秘密保護法案には“秘密”をあつかっていい人物かどうかを公務員、民間人を問わず身辺調査をする「適性評価制度」が盛り込まれています。本紙が入手した防衛省・自衛隊の内部資料からは、調査対象者のプライバシーが侵害されるだけでなく、一見無関係の多くの国民が知らぬ間に個人情報を調べられるという恐ろしい実態が浮かび上がってきました。
「あなたの交友関係の中で、あなたのことをよく知っている人を記入すること。関係については、『高校同級生』『元上司』等具体的な表現(とすること)」
「関係は『高校時代の同級生』『釣りクラブの仲間』のように記入する」
「政治、経済等の団体及び出身学校関係の親睦団体からスポーツクラブその他あらゆるものについて、現在過去を問わず記入する」
このように、ありとあらゆる人間関係を聞き出そうとしているのは、防衛省・自衛隊の「身上明細書」と、その記入方法を記したマニュアル文書です。

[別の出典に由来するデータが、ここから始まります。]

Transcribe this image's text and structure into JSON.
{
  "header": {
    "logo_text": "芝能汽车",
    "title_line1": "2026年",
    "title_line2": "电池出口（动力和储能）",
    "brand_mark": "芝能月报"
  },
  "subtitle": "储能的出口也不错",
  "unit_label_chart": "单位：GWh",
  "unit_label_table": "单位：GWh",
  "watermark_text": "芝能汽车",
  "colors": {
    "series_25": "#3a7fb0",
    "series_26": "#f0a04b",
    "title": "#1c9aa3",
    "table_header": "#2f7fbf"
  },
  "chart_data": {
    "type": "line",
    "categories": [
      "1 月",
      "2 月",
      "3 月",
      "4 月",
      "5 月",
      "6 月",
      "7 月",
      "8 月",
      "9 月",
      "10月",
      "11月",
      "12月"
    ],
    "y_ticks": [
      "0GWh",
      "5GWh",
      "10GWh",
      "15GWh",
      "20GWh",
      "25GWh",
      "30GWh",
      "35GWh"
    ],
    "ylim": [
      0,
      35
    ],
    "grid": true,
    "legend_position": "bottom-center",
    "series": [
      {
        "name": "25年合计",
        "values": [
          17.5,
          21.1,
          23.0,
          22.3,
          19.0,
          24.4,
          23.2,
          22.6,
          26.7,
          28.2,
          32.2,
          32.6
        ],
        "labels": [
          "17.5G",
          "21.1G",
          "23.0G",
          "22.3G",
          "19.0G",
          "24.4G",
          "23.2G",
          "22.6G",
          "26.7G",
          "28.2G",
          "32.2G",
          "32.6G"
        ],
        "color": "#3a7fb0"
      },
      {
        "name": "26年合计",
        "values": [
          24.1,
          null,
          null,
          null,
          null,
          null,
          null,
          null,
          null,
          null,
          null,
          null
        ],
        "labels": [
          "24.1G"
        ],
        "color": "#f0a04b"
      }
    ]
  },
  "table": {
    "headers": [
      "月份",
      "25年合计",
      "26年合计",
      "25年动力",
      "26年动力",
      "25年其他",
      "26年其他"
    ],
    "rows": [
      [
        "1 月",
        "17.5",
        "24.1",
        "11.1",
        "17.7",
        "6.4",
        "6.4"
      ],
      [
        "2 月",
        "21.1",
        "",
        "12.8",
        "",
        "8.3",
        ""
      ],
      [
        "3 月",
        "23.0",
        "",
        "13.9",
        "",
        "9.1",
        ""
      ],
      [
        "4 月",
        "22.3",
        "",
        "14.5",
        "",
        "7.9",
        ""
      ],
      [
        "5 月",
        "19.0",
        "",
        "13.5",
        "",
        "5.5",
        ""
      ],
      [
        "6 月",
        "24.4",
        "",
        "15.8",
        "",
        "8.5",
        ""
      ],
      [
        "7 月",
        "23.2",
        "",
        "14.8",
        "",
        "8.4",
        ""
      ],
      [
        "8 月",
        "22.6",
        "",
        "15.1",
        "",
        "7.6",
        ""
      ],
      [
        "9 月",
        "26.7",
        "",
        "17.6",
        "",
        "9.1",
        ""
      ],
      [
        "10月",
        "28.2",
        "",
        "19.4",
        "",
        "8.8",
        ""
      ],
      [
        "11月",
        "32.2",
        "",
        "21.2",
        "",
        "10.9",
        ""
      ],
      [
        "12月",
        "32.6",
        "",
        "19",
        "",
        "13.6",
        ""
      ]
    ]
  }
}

この文書は、秘密保護法を先取りするものとして、2009年から国の行政機関が行っている「秘密取扱者適格性確認制度」と呼ばれる職員を選別する制度で使われています。
身上明細書は、職員に19項目の個人情報を書かせて、身辺調査の基礎資料となります。
明細書は、本人だけでなく親族や同居人、友人、外国人交友者の名前や性別、住所、職業、勤務先などを書き込むもの。一人の調査対象から、友人、知人など膨大な数の一般人の個人情報を防衛省が吸い上げるものとなっています。

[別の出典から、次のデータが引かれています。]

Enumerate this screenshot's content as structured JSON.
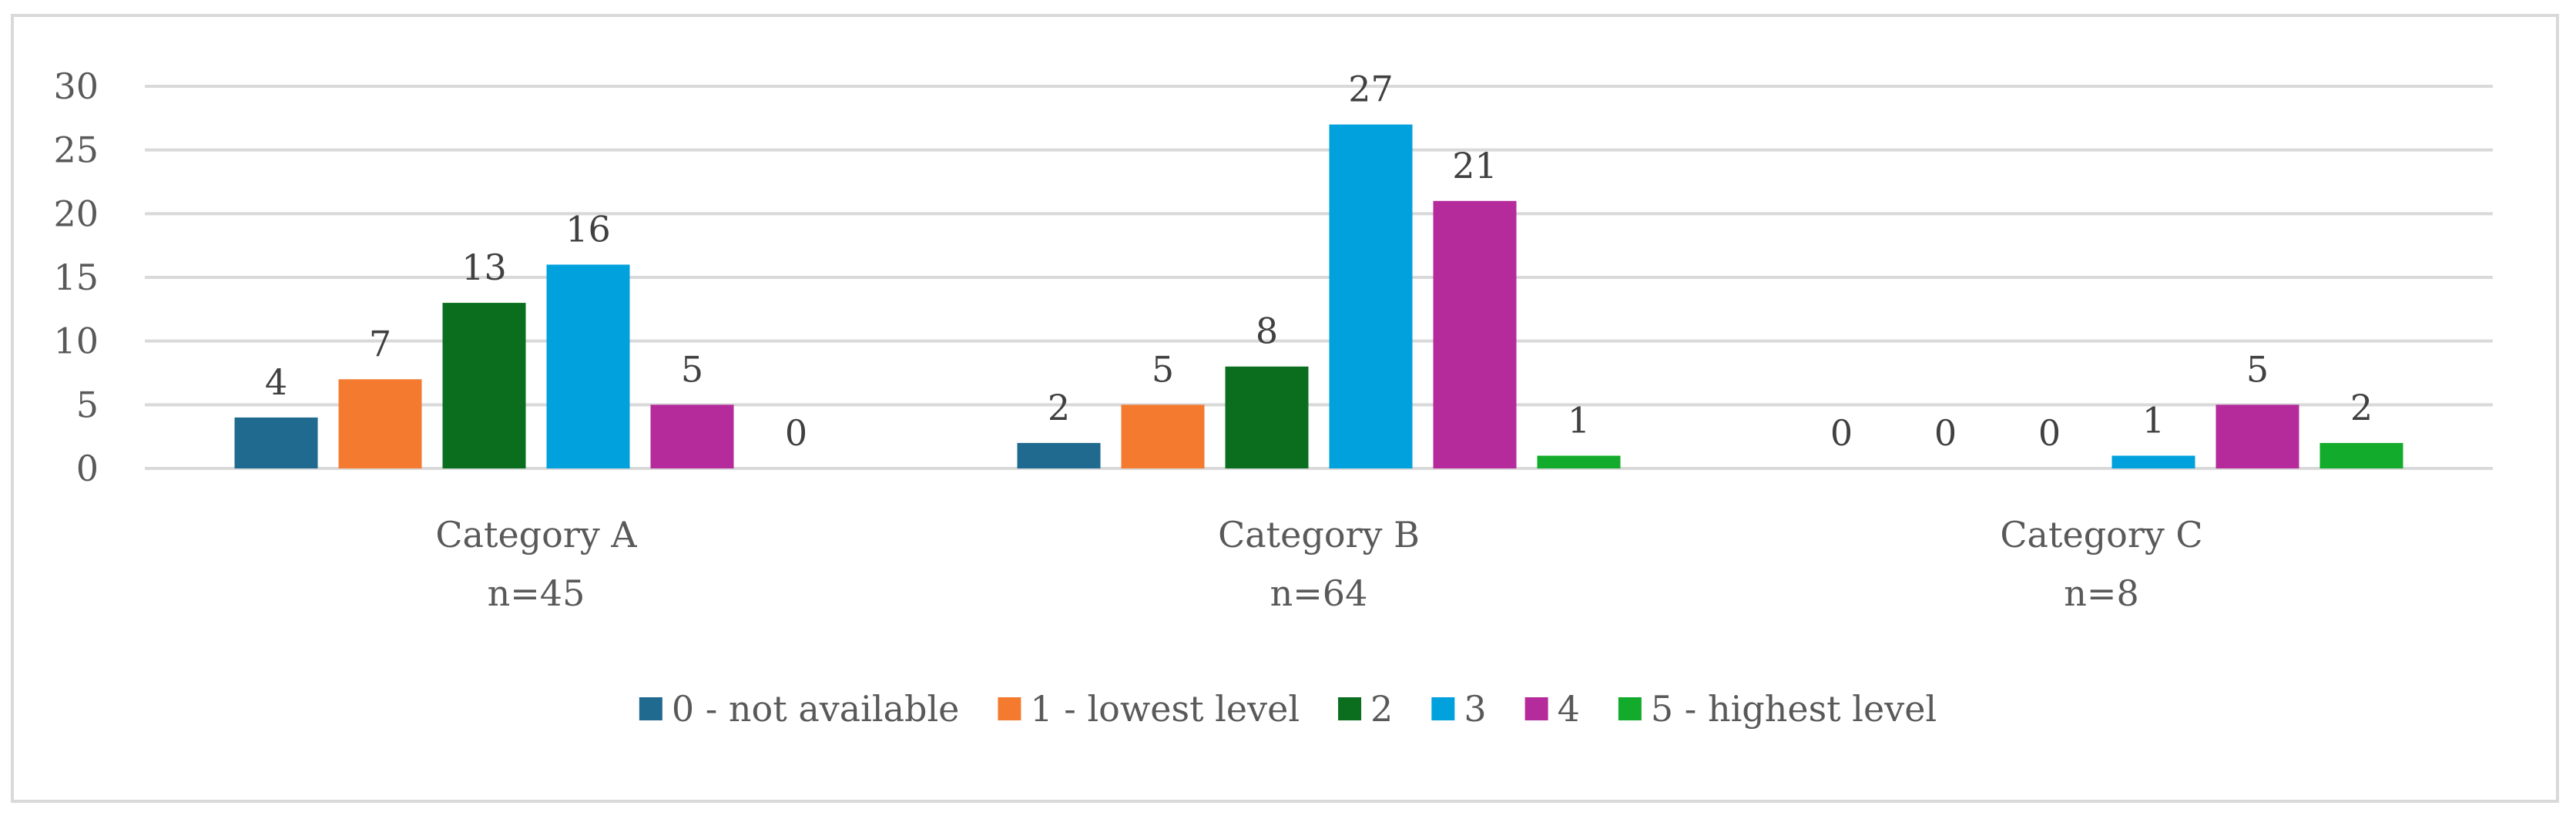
{
  "chart_data": {
    "type": "bar",
    "title": "",
    "xlabel": "",
    "ylabel": "",
    "ylim": [
      0,
      30
    ],
    "yticks": [
      0,
      5,
      10,
      15,
      20,
      25,
      30
    ],
    "grid": true,
    "legend_position": "bottom",
    "categories": [
      {
        "label": "Category A",
        "sublabel": "n=45"
      },
      {
        "label": "Category B",
        "sublabel": "n=64"
      },
      {
        "label": "Category C",
        "sublabel": "n=8"
      }
    ],
    "series": [
      {
        "name": "0 - not available",
        "color": "#1f6a8e",
        "values": [
          4,
          2,
          0
        ]
      },
      {
        "name": "1 - lowest level",
        "color": "#f47a30",
        "values": [
          7,
          5,
          0
        ]
      },
      {
        "name": "2",
        "color": "#0a6e1e",
        "values": [
          13,
          8,
          0
        ]
      },
      {
        "name": "3",
        "color": "#00a1dd",
        "values": [
          16,
          27,
          1
        ]
      },
      {
        "name": "4",
        "color": "#b52b9c",
        "values": [
          5,
          21,
          5
        ]
      },
      {
        "name": "5 - highest level",
        "color": "#12ab2b",
        "values": [
          0,
          1,
          2
        ]
      }
    ]
  }
}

関係者によると、明細書で個人情報の“過少申告”や“申告漏れ”がないか、自衛隊情報保全隊がチェックし、記入もれを防いでいるといいます。
しかも、マニュアル文書は「記入に際しては、本人に問い合わせて確認してはならない」と指示。知らぬ間に、自分の情報が防衛省に収集される危険が誰にでもありえるのです。
秘密保護法案では、法案の骨格づくりをした政府の有識者会議が、この身辺調査制度を法案の参考例にしています。
実際に法案で掲げられた七つの調査項目は、現行の身上明細書にある調査内容と同じです。
根拠法のないもとでも、この身辺調査で、少なくとも6万4380人(昨年末時点)が調べられたことがわかっています。
秘密保護法ができると、国家公務員のみならず、“秘密”の取り扱い業務をする民間業者や研究者にまで「適性評価」の対象が広がります。この対象から、さらに家族や友人の個人情報の収集が行われることになります。